The 'Kali-Durga' stage shout by Modi: a new Bengali BJP lexicon


Prime Minister Narendra Modi’s rally in Durgapur on July 18 marked a strategic shift in the BJP’s political messaging in West Bengal, revealing a conscious departure from the party’s typical Ram-centric Hindutva narrative. For the first time at a major public rally, “Jai Ma Kali” and “Jai Ma Durga” replaced “Jai Shri Ram”—a move carefully calibrated to align with Bengal’s unique cultural and religious landscape.

This wasn’t a slip or a softening of stance—it was a deliberate recalibration. The stage décor resembled a Durga Puja pandal, and invitations to the rally conspicuously excluded references to Ram, underscoring a deeper effort to indigenise BJP’s Hindutva for Bengal. The BJP, which once tried to superimpose its Ayodhya template onto Bengal, is now acknowledging that Bengal’s religious and political sensibilities demand a different vocabulary.

This cultural retuning stems from electoral necessity. Despite high-decibel campaigns in 2019 and 2021, the BJP has failed to dethrone Mamata Banerjee’s TMC. In 2024, it lost six Lok Sabha seats in Bengal compared to 2019, bringing its total to 12. Alarmed, the BJP leadership seems to have realised that Hindi belt-style majoritarianism doesn’t sell in a state shaped by bhadralok liberalism, leftist traditions, and syncretic religiosity.

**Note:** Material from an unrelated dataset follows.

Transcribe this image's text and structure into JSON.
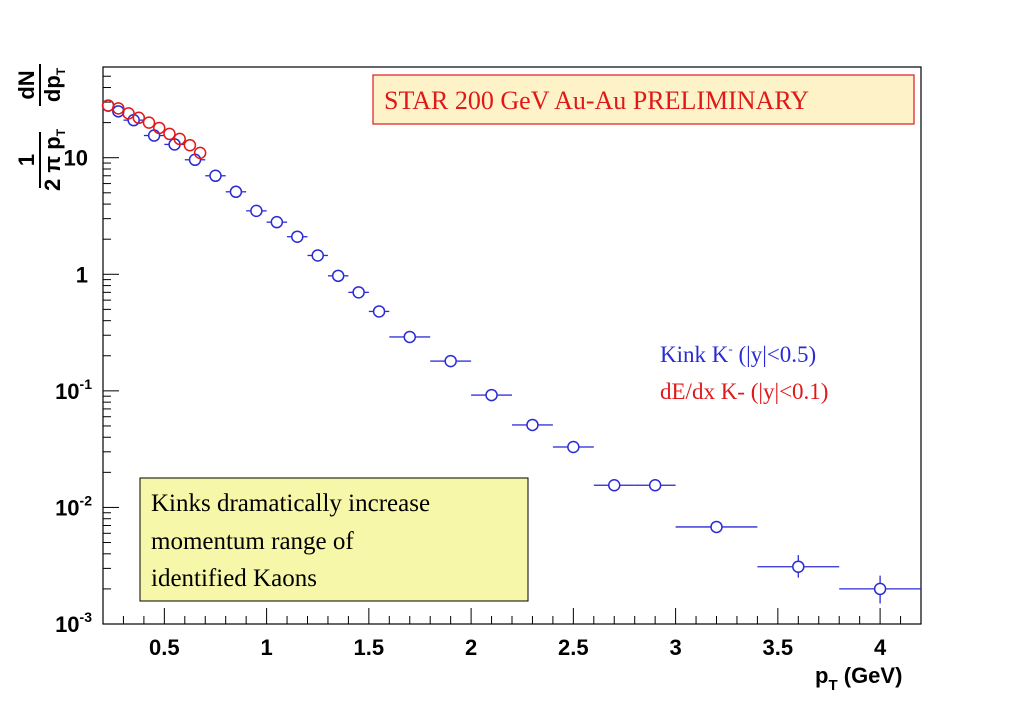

Here, Ram is not the central iconKali and Durga are. Ma Kali, especially, is not just a deity but a revolutionary, emotional, and maternal symbol in Bengal, central to the state’s cultural imagination—from Rani Rashmoni’s temple-building to Swami Vivekananda’s spiritual philosophy and Tagore’s poetry. Durga, meanwhile, symbolises civilisational pride and festive unity, cutting across communal lines. The BJP, in foregrounding these goddesses, is attempting to Bengalise its Hindutva, wrapping it in local aesthetics and idioms.

But this pivot is fraught with contradictions. While the top tier of BJP messaging becomes more “cultured” and locally attuned, its ground-level operations remain confrontational—organising Ram Navami rallies that often clash with law enforcement, and continuing to stir fear about Muslim migrants and border insecurity, especially in tribal and sensitive districts.

The duality is evident: one BJP speaks in Tagorean tones and invokes Swami Vivekananda; the other peddles Hindi-belt-style polarisation. This split-level strategy is risky but reflects the party’s struggle to expand beyond its hardcore base in Bengal.

Meanwhile, the TMC is not letting the BJP's rebranding go unchallenged. Abhishek Banerjee mocked the BJP’s makeover, saying, “First they insult Bengal, now they chant Kali and Durga. After 2026, they’ll say ‘Joi Bangla’ too.” His jibe wasn’t just rhetoric—it was a pointed reminder that the BJP is still perceived by many as a bohiragato (outsider) force, adapting out of compulsion, not conviction.

The TMC’s long-standing slogan "Joi Bangla" and its inclusive Durga Puja ethos—often involving Muslim artisans and joint festivities—make it hard for the BJP to frame the party as anti-Hindu. That narrative, potent in parts of northern India, hasn’t resonated the same way in Bengal.

In essence, the BJP’s “Durga turn” is not just about religion—it’s about cultural repositioning, image repair, and linguistic politics. Modi invoking Ma Kali and Ma Durga is as much a spiritual appeal as it is a symbolic surrender to the Bengali identity he once tried to override.

Whether this gamble pays off in 2026 depends on whether Bengalis buy into the BJP’s cultural reinvention—or see it as opportunistic appropriation. Either way, Bengal has forced the BJP to speak a different Hindutva dialect, proving once again that in Indian politics, culture is not easily colonised by ideology.